The comprehensive assessment of issuers' performance in adhering to corporate governance principles as contained in the Corporate Governance Code reveals a positive trend towards fostering robust governance practices within the issuers’ operational frameworks. Of the assessed issuers, 31 secured a leadership rating, 8 attained a good rating and 6 achieved a fair rating whereas a reduced number of 4 issuers only falling into the needs improvement category. This reduction signifies substantive progress in embedding strong corporate governance practices within issuers organizational structures.
The annual weighted overall score by all issuers witnessed a commendable improvement surging from 72.27% (Good rating) in the financial year 2021/2022 to an impressive 75.71% (Leadership rating) in the financial year 2022/2023.
This substantial improvement underscores a collective dedication among issuers towards enhancing their governance structures and practices resulting in an elevated performance standard across the assessed period.
a) Review of the Capital Markets (Securities) (Public Offers, Listing and Disclosures) Regulations 2002 (‘2002 Regulations’): The Authority finalized the review of the Public Offers Listing and Disclosure regulations for issuers of securities to the public in Kenya. This was necessitated by the need to incorporate emerging areas and streamline eligibility and listing requirements necessitating the review to overhaul the 2002 Regulations.
b) Re-definition of an independent director: Please take note that going forward, Regulation 2(1) of the Capital Markets (Securities) (Public Offers, Listing and Disclosures) Regulations 2023 provides that a director shall cease being independent after 6 years of continuous service.
c) Define cross directorship: To enhance clarity regarding the independence of independent directors as per the Corporate Governance Code, the Authority is actively addressing concerns raised by issuers regarding the definition of 'cross directorship.'
d) Review the corporate governance reporting templates and assessment methodology: The Authority will undertake a comprehensive regulatory review of corporate governance reporting templates and assessment methodology for issuers in order to maintain relevance.
e) Introduce risk-based approach in the corporate governance assessment process: The Authority is seeking to introduce a risk-based approach in assessing application of corporate governance requirements for issuers in Kenya to ensure a more targeted, efficient and effective assessment process.
f) Integrating sustainability into the listing requirements: The Authority is exploring avenues to integrate sustainability into the listing requirements, emphasizing the significance of ESG performance.
g) Endorsement of IFRS S1 and S2: The Authority fully embraces and advocates the implementation of IFRS S1 and S2, pivotal frameworks that underscore the significance of ESG considerations in financial disclosures.
h) NSE ESG Guidance Manual Alignment: The Nairobi Stock Exchange (NSE) ESG Guidance Manual will undergo revisions to align seamlessly with the new IFRS standards.
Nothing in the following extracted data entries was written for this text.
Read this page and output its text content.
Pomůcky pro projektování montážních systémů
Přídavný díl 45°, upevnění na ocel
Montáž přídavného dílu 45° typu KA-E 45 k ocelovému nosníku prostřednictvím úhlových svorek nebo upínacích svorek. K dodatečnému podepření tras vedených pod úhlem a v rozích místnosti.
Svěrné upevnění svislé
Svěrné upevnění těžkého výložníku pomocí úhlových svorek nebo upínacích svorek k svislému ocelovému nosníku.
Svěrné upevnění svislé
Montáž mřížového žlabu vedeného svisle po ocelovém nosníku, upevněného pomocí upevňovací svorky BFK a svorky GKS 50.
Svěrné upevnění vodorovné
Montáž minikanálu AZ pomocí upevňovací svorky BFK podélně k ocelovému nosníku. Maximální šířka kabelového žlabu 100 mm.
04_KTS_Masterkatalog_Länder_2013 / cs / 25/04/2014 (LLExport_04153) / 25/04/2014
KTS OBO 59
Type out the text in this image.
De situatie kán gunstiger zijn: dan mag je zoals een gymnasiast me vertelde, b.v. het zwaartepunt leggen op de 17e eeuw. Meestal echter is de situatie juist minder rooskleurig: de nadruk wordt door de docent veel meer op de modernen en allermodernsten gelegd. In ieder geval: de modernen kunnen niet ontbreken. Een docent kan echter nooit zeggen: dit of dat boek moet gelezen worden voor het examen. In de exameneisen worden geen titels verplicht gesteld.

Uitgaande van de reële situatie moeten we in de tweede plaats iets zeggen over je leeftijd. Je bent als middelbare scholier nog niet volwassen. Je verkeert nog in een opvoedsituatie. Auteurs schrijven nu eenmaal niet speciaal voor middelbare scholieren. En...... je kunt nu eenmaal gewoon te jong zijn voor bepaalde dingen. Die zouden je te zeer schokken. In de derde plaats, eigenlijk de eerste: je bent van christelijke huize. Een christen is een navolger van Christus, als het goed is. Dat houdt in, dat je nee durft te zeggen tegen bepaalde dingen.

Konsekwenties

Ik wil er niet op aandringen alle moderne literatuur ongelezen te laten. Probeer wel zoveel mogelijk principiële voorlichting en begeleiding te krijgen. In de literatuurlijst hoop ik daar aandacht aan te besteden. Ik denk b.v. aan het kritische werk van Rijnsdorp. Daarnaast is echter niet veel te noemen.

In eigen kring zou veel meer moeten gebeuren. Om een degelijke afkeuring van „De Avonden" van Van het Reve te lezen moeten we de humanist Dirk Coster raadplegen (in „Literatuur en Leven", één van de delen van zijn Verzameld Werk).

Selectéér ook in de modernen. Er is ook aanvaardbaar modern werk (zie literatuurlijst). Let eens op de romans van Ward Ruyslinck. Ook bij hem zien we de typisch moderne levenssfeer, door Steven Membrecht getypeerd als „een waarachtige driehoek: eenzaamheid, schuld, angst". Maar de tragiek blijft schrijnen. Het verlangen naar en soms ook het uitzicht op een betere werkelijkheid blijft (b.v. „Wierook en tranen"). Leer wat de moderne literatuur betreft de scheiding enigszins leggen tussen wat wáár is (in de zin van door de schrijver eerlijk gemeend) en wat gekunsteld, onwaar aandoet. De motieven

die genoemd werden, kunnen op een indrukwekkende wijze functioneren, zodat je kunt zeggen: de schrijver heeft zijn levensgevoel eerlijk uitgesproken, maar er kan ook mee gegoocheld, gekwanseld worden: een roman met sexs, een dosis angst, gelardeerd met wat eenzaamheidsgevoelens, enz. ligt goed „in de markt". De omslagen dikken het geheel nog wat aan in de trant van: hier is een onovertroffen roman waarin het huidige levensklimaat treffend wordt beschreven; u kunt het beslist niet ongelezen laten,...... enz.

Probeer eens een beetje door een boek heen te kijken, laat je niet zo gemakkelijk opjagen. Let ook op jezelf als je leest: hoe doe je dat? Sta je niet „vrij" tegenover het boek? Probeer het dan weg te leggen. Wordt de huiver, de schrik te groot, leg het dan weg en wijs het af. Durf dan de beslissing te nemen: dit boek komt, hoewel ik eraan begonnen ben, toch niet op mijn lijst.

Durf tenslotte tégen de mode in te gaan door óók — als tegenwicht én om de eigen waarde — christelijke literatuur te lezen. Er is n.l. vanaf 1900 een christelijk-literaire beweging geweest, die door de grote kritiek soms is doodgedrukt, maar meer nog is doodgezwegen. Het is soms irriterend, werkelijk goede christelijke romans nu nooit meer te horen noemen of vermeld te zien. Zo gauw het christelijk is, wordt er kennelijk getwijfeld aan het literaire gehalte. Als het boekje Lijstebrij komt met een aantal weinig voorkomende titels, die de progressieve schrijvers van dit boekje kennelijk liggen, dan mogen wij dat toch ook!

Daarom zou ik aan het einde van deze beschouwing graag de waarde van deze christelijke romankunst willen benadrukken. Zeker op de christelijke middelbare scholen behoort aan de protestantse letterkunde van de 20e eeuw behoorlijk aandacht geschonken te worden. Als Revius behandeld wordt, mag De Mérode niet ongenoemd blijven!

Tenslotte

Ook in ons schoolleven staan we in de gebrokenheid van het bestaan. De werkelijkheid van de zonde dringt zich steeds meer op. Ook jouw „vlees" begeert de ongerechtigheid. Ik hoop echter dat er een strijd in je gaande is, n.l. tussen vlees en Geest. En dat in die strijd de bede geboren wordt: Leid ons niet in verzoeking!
i) ESG Integration in Investment Decisions: The Authority will strongly encourage institutional investors to integrate ESG factors into their investment decision-making processes.
j) ESG Guideline: The Authority is committed to developing a comprehensive ESG guideline for the capital markets sector.
k) Carbon Markets: The Authority is actively dedicated to formulating a robust and all-encompassing carbon markets policy framework.